Ironically, Redmayne (the sole Oscar-nom of the cast) is astonishingly the worst part of the film. His whispery voice and sad attempt at an intense Caesar imitation almost erased any recollection I had of his tour de force performance as Stephen Hawking in “The Theory of Everything.”

A few of the costumes manage to dazzle and the massive orchestral soundtrack adds power to the action sequences. So, if you search deep enough, there are some minor positives here.

Those few pros barely hold a candle to the extensive list of cons though. With a budget this large, the special effects should be incredible. Instead we get amateur green screening and poorly designed sets. Even the extended action scenes lack any fluidity or gusto. Honestly, Tatum’s hover boots that make him look like a flying ice-skater might top my list of dumb movie sci-fi tech.

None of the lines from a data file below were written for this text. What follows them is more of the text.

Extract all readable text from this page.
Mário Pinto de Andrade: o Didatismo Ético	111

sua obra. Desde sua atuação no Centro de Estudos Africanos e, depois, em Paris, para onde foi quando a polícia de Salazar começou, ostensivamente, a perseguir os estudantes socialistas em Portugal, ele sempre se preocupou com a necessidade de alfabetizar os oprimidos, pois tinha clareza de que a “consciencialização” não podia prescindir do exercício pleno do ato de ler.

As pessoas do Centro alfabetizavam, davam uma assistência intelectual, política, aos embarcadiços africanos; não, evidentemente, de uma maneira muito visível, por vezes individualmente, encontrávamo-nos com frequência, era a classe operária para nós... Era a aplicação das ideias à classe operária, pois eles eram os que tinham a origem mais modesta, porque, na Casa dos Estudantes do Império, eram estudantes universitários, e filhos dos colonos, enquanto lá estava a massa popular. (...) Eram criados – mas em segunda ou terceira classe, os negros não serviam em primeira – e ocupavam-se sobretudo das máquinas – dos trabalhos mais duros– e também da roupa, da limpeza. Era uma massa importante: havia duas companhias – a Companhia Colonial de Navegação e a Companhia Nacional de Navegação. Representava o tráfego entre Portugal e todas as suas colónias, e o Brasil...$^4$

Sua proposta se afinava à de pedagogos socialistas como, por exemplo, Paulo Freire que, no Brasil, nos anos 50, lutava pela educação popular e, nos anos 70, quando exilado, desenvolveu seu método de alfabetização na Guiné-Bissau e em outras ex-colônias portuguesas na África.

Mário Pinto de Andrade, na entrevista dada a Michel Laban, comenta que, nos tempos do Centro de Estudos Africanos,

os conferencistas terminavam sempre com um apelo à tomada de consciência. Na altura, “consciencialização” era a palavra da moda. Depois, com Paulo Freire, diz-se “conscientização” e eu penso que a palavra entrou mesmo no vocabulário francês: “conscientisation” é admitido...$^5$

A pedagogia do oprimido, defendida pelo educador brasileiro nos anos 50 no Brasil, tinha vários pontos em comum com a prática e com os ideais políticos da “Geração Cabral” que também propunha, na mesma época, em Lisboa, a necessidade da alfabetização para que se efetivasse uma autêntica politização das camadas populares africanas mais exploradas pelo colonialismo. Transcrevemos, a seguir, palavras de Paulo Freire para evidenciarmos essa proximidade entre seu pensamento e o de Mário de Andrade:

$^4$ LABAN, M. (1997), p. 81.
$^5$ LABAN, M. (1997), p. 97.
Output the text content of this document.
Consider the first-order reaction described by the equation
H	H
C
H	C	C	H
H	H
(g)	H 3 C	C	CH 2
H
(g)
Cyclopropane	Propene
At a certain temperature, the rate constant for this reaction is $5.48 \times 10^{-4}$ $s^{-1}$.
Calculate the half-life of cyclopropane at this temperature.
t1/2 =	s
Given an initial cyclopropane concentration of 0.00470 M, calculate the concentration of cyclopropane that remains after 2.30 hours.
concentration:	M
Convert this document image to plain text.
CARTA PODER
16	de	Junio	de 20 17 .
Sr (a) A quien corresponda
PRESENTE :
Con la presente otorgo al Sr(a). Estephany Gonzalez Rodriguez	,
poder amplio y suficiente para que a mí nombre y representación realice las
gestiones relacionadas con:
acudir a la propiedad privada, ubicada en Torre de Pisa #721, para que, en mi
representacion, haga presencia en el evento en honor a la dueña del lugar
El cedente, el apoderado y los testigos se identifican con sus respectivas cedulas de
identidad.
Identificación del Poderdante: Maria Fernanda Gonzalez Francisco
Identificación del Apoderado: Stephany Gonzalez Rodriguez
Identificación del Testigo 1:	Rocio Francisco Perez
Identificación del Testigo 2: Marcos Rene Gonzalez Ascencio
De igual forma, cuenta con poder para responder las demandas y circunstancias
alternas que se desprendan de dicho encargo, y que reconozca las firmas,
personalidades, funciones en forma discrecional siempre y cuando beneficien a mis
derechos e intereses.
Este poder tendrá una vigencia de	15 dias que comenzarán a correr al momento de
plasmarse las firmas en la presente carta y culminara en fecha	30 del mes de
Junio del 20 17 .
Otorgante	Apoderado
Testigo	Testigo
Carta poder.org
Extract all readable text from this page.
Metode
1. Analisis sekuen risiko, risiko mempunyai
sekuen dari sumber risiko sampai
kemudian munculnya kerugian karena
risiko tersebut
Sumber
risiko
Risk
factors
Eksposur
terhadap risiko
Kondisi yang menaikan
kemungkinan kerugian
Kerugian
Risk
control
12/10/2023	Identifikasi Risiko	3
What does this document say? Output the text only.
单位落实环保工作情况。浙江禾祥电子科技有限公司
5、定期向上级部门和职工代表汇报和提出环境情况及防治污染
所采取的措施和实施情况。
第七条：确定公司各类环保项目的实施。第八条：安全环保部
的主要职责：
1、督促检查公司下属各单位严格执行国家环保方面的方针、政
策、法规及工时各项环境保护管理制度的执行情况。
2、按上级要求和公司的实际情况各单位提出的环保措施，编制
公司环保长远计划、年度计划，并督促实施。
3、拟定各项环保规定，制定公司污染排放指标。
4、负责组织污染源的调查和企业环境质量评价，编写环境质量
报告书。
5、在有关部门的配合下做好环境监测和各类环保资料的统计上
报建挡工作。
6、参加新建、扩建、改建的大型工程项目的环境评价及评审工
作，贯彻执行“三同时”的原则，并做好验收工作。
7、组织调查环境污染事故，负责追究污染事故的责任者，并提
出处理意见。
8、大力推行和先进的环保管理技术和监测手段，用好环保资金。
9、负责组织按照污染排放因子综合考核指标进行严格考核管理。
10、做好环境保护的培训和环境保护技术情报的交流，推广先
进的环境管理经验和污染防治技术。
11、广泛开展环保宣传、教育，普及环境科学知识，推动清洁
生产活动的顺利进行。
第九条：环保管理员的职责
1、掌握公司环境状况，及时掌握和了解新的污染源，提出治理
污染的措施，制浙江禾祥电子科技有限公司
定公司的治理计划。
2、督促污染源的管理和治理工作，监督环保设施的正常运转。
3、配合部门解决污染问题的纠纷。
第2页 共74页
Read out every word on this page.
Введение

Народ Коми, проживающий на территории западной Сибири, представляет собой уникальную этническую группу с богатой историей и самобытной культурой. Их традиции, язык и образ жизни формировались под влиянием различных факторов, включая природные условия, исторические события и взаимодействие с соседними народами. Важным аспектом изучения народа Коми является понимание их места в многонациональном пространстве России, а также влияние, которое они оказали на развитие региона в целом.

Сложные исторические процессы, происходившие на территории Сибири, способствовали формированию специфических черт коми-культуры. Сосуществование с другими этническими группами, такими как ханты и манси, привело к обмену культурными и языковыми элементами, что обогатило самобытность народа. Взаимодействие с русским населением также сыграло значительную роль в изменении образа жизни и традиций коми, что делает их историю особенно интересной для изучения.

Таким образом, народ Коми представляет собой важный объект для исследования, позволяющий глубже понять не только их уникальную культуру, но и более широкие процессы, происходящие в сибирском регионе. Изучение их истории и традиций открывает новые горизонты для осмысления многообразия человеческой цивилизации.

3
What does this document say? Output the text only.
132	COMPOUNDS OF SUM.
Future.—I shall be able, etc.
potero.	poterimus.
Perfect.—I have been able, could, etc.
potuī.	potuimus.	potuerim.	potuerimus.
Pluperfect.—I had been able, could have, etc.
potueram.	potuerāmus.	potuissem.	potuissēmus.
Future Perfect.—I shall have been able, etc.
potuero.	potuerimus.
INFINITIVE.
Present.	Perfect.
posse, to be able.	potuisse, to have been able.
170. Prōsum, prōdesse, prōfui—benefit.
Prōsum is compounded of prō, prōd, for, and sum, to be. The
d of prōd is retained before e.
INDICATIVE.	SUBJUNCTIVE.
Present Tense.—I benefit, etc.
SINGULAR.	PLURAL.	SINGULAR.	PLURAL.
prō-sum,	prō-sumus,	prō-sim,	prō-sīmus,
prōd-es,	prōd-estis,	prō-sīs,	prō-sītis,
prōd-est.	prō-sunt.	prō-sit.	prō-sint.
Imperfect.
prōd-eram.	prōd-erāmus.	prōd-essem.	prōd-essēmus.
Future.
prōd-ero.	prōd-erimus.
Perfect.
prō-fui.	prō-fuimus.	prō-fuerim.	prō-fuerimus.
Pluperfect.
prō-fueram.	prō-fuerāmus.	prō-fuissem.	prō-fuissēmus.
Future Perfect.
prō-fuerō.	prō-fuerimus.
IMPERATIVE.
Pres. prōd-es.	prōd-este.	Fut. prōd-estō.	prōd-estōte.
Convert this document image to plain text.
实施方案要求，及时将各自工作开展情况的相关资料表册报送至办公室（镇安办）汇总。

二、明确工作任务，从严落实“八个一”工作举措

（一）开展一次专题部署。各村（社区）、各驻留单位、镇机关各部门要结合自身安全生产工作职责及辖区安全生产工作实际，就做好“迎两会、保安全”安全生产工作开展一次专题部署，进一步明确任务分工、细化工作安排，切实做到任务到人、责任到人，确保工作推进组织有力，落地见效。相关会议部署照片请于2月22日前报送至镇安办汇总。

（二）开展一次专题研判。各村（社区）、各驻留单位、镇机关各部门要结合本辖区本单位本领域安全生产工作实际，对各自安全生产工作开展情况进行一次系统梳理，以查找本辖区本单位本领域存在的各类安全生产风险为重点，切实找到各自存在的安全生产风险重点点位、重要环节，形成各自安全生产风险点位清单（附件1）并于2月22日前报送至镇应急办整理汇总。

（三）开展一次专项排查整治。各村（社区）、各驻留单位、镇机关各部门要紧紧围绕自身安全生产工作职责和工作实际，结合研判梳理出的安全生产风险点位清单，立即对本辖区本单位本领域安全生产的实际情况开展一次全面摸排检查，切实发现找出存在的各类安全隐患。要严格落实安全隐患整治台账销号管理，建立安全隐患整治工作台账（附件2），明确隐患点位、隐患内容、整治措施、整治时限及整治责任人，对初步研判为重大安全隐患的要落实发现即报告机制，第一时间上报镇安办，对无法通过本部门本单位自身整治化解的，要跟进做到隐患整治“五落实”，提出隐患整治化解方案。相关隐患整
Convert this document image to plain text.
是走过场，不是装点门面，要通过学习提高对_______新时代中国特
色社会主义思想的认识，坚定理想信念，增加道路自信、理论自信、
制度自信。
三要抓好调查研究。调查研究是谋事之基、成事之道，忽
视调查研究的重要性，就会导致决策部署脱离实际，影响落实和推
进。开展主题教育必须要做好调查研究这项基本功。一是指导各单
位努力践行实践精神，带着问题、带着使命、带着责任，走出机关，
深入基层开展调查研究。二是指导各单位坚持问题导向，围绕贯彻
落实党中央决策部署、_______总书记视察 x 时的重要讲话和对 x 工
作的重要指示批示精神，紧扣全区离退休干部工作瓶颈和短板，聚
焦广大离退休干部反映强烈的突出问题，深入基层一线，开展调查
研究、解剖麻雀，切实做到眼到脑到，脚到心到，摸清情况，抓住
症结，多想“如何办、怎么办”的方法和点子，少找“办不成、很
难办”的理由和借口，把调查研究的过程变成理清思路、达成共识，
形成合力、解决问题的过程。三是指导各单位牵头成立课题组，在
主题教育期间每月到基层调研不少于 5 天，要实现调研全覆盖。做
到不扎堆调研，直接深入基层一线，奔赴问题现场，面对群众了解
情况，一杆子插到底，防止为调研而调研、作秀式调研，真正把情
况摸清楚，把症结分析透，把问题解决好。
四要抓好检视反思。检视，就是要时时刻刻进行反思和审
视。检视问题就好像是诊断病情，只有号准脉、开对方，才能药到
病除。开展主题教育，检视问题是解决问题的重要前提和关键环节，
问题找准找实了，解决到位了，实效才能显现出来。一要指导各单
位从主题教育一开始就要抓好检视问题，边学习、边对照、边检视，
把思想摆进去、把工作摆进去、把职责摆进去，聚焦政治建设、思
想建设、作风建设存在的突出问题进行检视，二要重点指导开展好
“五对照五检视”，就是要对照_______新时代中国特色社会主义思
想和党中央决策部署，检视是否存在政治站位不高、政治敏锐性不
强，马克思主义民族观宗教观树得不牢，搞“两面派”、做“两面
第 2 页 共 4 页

The poor CGI only accentuates its grotesque imagery.

Abrasax’s process of refining reaped human bodies into a liquid that immortalizes those that bathe in it is a fascinating idea, albeit similar to “Soylent Green.” Suggesting that “time is the single most precious commodity in the universe," Abrasax does provide a genuinely great sci-fi backstory. I just wish The Wachowski's could have kept the importance of their audience’s time in mind and spared us all from this hot steaming pile of space waste.

The Wachowskis' knack for style over substance is finally catching up with them, and I’d be surprised if a studio backs them with this kind of high budget for a long while. It’s still early in the year, but I have no qualms assuring Jupiter a spot atop my list of 2015’s biggest blunders.